Ian F
Ian F

Reputation: 17

Changing CSS styling of individual columns in a Javascript-generated table

I have created a table to display JSON data via a for loop in a function. Because I have created the table this way, it has no ID/Class.

I have hidden the last three columns of the table in CSS via the following method, where (n) is the column number:

#divIdName table tr td:nth-child(n) { 
display: none; }

#divIdName table th:nth-child(n) { 
display: none; }

I am trying to display them via three javascript functions, using queryselector but directly coping the CSS i.e.

function showColumnN () {
    if (ArrayName.indexOf("StringName")>-1) {
        var colNd = document.querySelector("td:nth-child(n)");
        var colNh = document.querySelector("th:nth-child(n)");
        colNd.style.display = "block";
        colNh.style.display = "block"; }

However only one of the hidden columns is displayed, and it contains just the three headings (one on top of another) and first row data (one on top of another) from each of the three.

Does anyone know where I'm going wrong and how I can get the full columns to display?

EDIT: I omitted that there was a conditional in the showColumnN function, to check whether a particular string is in a particular array and proceed with the column unveiling if this were so.

Upvotes: 0

Views: 92

Answers (2)

Jonas Wilms
Jonas Wilms

Reputation: 138457

You could do:

var table=document.getElementById("divIdName");
var rows=table.getElementsByTagName("tr");
rows.forEach((row)=>{
  elems=row.getElementsByTagName("td");
 for(i=0;i<4;i++){
 elems[elems.length-4+i].style.display="block";
 }
 });

However T. J. Crowders answer is much shorter...

Upvotes: 0

T.J. Crowder
T.J. Crowder

Reputation: 1075139

However only one of the hidden columns is displayed

That's because you've only selected the first td and th matching those selectors, but there are (presumably) multiple tds that match (one per row).

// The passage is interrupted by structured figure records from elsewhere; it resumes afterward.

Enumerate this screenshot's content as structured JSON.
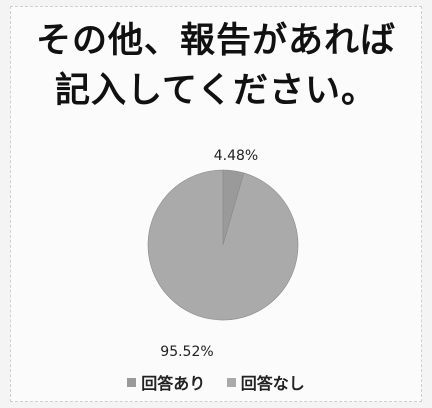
{
  "chart_data": {
    "type": "pie",
    "title_lines": [
      "その他、報告があれば",
      "記入してください。"
    ],
    "categories": [
      "回答あり",
      "回答なし"
    ],
    "values": [
      4.48,
      95.52
    ],
    "data_labels": [
      "4.48%",
      "95.52%"
    ],
    "legend": [
      "回答あり",
      "回答なし"
    ],
    "legend_position": "bottom",
    "colors": [
      "#9a9a9a",
      "#aaaaaa"
    ]
  }
}
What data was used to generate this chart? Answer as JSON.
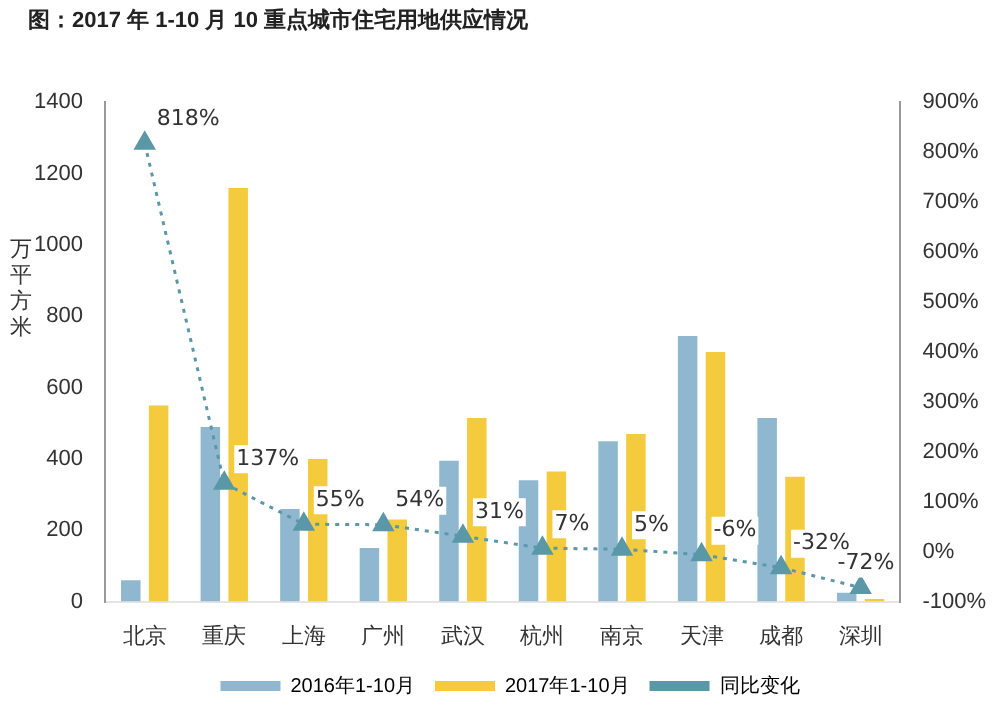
{
  "chart_data": {
    "type": "bar",
    "title": "图：2017 年 1-10 月 10 重点城市住宅用地供应情况",
    "ylabel": "万平方米",
    "categories": [
      "北京",
      "重庆",
      "上海",
      "广州",
      "武汉",
      "杭州",
      "南京",
      "天津",
      "成都",
      "深圳"
    ],
    "series": [
      {
        "name": "2016年1-10月",
        "color": "#8fb8d0",
        "values": [
          60,
          490,
          260,
          150,
          395,
          340,
          450,
          745,
          515,
          25
        ]
      },
      {
        "name": "2017年1-10月",
        "color": "#f4cb3c",
        "values": [
          550,
          1160,
          400,
          230,
          515,
          365,
          470,
          700,
          350,
          7
        ]
      },
      {
        "name": "同比变化",
        "type": "line",
        "axis": "y2",
        "color": "#5a98a8",
        "marker": "triangle",
        "line_style": "dotted",
        "values": [
          818,
          137,
          55,
          54,
          31,
          7,
          5,
          -6,
          -32,
          -72
        ],
        "value_labels": [
          "818%",
          "137%",
          "55%",
          "54%",
          "31%",
          "7%",
          "5%",
          "-6%",
          "-32%",
          "-72%"
        ]
      }
    ],
    "ylim": [
      0,
      1400
    ],
    "yticks": [
      0,
      200,
      400,
      600,
      800,
      1000,
      1200,
      1400
    ],
    "y2lim": [
      -100,
      900
    ],
    "y2ticks": [
      {
        "value": -100,
        "label": "-100%"
      },
      {
        "value": 0,
        "label": "0%"
      },
      {
        "value": 100,
        "label": "100%"
      },
      {
        "value": 200,
        "label": "200%"
      },
      {
        "value": 300,
        "label": "300%"
      },
      {
        "value": 400,
        "label": "400%"
      },
      {
        "value": 500,
        "label": "500%"
      },
      {
        "value": 600,
        "label": "600%"
      },
      {
        "value": 700,
        "label": "700%"
      },
      {
        "value": 800,
        "label": "800%"
      },
      {
        "value": 900,
        "label": "900%"
      }
    ],
    "grid": false,
    "legend": "bottom"
  }
}
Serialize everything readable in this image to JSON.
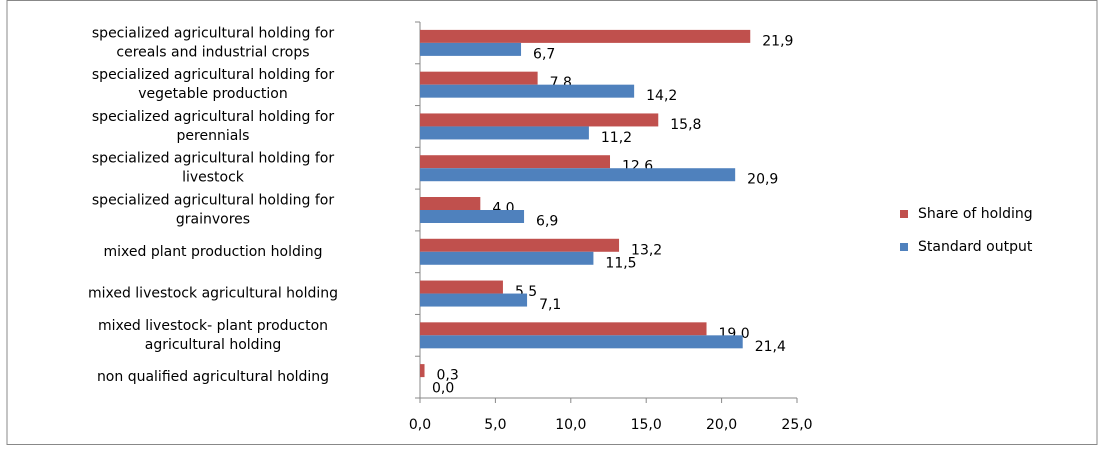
{
  "chart_data": {
    "type": "hbar",
    "categories": [
      [
        "specialized agricultural holding for",
        "cereals and industrial crops"
      ],
      [
        "specialized agricultural holding for",
        "vegetable production"
      ],
      [
        "specialized agricultural holding for",
        "perennials"
      ],
      [
        "specialized agricultural holding for",
        "livestock"
      ],
      [
        "specialized agricultural holding for",
        "grainvores"
      ],
      [
        "mixed plant production holding"
      ],
      [
        "mixed livestock agricultural holding"
      ],
      [
        "mixed livestock- plant producton",
        "agricultural holding"
      ],
      [
        "non qualified agricultural holding"
      ]
    ],
    "series": [
      {
        "name": "Share of holding",
        "color": "#c0504d",
        "values": [
          21.9,
          7.8,
          15.8,
          12.6,
          4.0,
          13.2,
          5.5,
          19.0,
          0.3
        ],
        "value_labels": [
          "21,9",
          "7,8",
          "15,8",
          "12,6",
          "4,0",
          "13,2",
          "5,5",
          "19,0",
          "0,3"
        ]
      },
      {
        "name": "Standard output",
        "color": "#4f81bd",
        "values": [
          6.7,
          14.2,
          11.2,
          20.9,
          6.9,
          11.5,
          7.1,
          21.4,
          0.0
        ],
        "value_labels": [
          "6,7",
          "14,2",
          "11,2",
          "20,9",
          "6,9",
          "11,5",
          "7,1",
          "21,4",
          "0,0"
        ]
      }
    ],
    "xlim": [
      0,
      25
    ],
    "xticks": [
      {
        "value": 0,
        "label": "0,0"
      },
      {
        "value": 5,
        "label": "5,0"
      },
      {
        "value": 10,
        "label": "10,0"
      },
      {
        "value": 15,
        "label": "15,0"
      },
      {
        "value": 20,
        "label": "20,0"
      },
      {
        "value": 25,
        "label": "25,0"
      }
    ],
    "legend": "right"
  }
}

To keep going the way you're going (but don't, keep reading), you'd need to loop through those:

function showColumnN(n) {
    showAll(document.querySelectorAll("td:nth-child(" + n + ")"));
    showAll(document.querySelectorAll("th:nth-child(" + n + ")"));
}
function showAll(list) {
    Array.prototype.forEach.call(list, function(element) {
        element.style.display = "block";
    });
}

However, I'd probably use a CSS solution instead where you could add classes to the table that would show those columns:

table.show1 tr > th:nth-child(1), table.show1 tr > td:nth-child(1) {
    display: block;
}
table.show2 tr > th:nth-child(2), table.show2 tr > td:nth-child(2) {
    display: block;
}

...and so on. Then showing column 2 (for instance) is:

document.querySelector("selector-for-the-table").classList.add("show2");

(Or better yet, use hideX classes that hide them, and only add those as appropriate. Then you don't have to do the block thing.)


Side note: The default display for td and th isn't block, it's table-cell.